Rivalries and sporadic civil wars resulted, and by the 8th century BC Egypt
had divided into 11 autonomous states, their subjects dependent on congested,
walled towns for security and exhibiting increased anxiety by adherence
to local rather than national gods.
Thus weakened, the country fell to Cushites,
whose 25th dynasty brought limited unity and resisted Assyrian expansion
into Syria-Palestine. Assyria, provoked, occupied Egypt (671, 667-664 BC),
but a 26th dynasty regained independence, only to fall before Persia. The
Persians ruled Egypt from 525 to 404 BC, and again from 341 to 333 BC.
Despite these vicissitudes, the country was often
prosperous in the Late Dynastic period.

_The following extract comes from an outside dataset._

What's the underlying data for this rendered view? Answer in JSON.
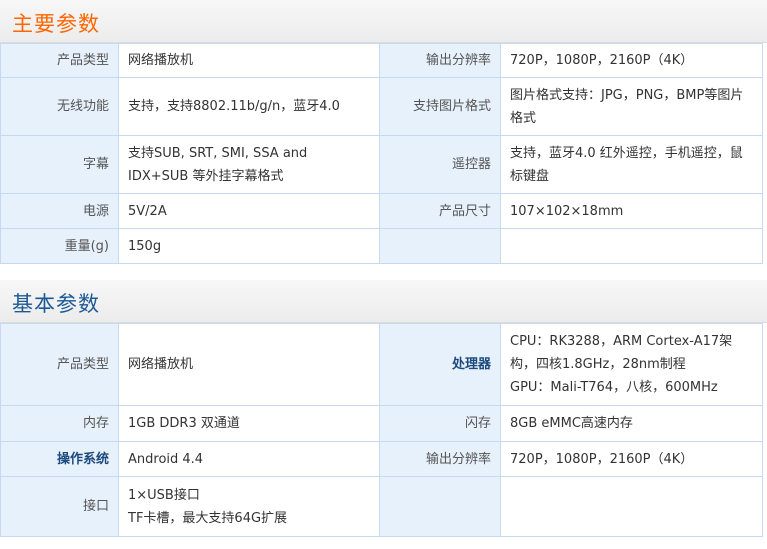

Great temples were built but survived
poorly, and artisans produced a steady stream of statues, often in bronze.
Several much earlier styles and even specific scenes were copied in temple
and tomb reliefs, partly to link Egypt ritually with its "perfect" past.

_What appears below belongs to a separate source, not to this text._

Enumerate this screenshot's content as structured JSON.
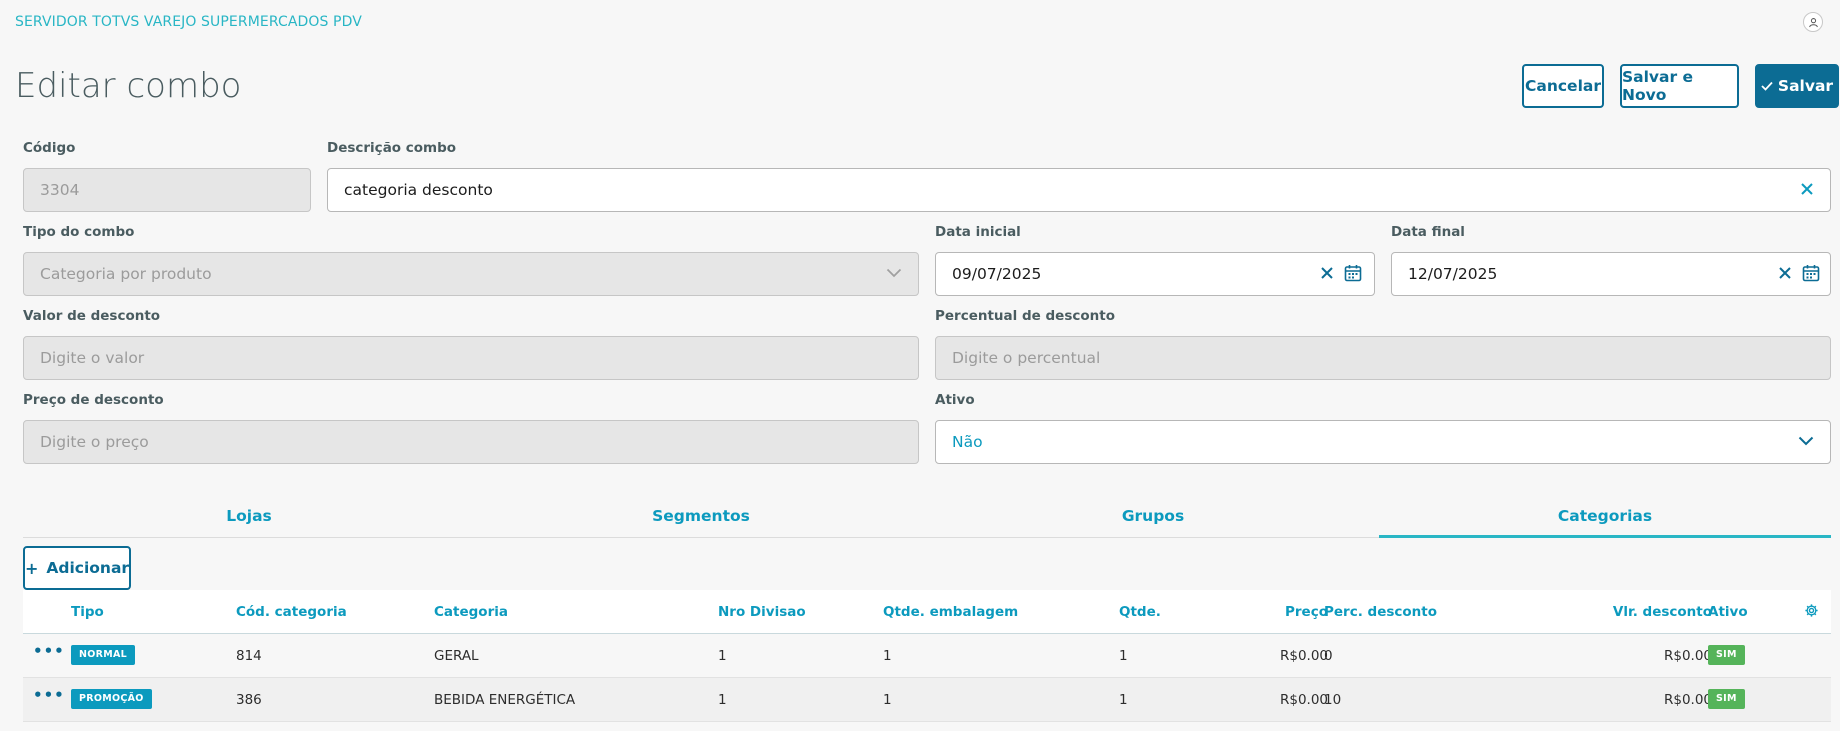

There was also a quasi-realistic style, especially in statuary; but in
this and reliefs softer, rounded contours later became popular.
In the 4th century BC Egypt was wrested from
Persia by Alexander the Great; Alexander's general Ptolemy (Ptolemy I)
established a Macedonian dynasty that ruled the country for over 300 years.
Strong centralization and expansion abroad brought prosperity first, but
later internal dynastic conflicts encouraged rebellions. Although the Ptolemies
supported traditional religion, native Egyptians resented the Greek officials
and soldiers' place over them. A Roman takeover followed the death of Cleopatra
VII, the last Ptolemaic ruler, in 30 BC. For about two centuries, conditions
were favorable under the Romans; Egypt was protected from invasion, private
land ownership grew, and irritating distinctions between Hellenized and
traditional Egyptians were broken down.
The details of Hellenistic and Roman social,
legal, and economic life are better known in Egypt than anywhere else,
because many papyri (written in Greek and demotic, a script developed from
hieroglyphs) survived in the dry climate. Traditional life continued everywhere,
Greek civilization being confined to Alexandria and a few other towns.
Temples continued to be built in traditional form, but art had a hybrid
quality. Wall scenes in tombs show a sometimes skillful but often clumsy
mix of Egyptian and Hellenistic Greek styles and subjects. Later, emperors'
faces in realistic Roman style were grafted incongruously onto traditional
statues of the pharaoh, and realistic portraits, painted on wood, were
integrated with Egyptian-style mummies and coffins. Sacred bird and animal
cults were now especially popular, and many, sometimes striking, images
were produced, often to be dedicated in temples of worshipers.
Eventually, Roman policies created great problems
for Egypt. Government had been by officials salaried by the state via general
revenues, but a new "liturgical" system required the middle class to pay
administrative costs directly. Peasants, forced to cultivate poorer lands
to increase yield and onerously taxed, began to flee the countryside. In
the late 3d century AD, Diocletian's reforms met the resulting economic
crisis, but administrative disintegration had begun. Egypt, like the rest
of the empire, became Christian, but was rebellious and heretical, and
eventually was divided up among four ruling families. Distressed and divided,
it fell easily before the Arab conquest of 639-42.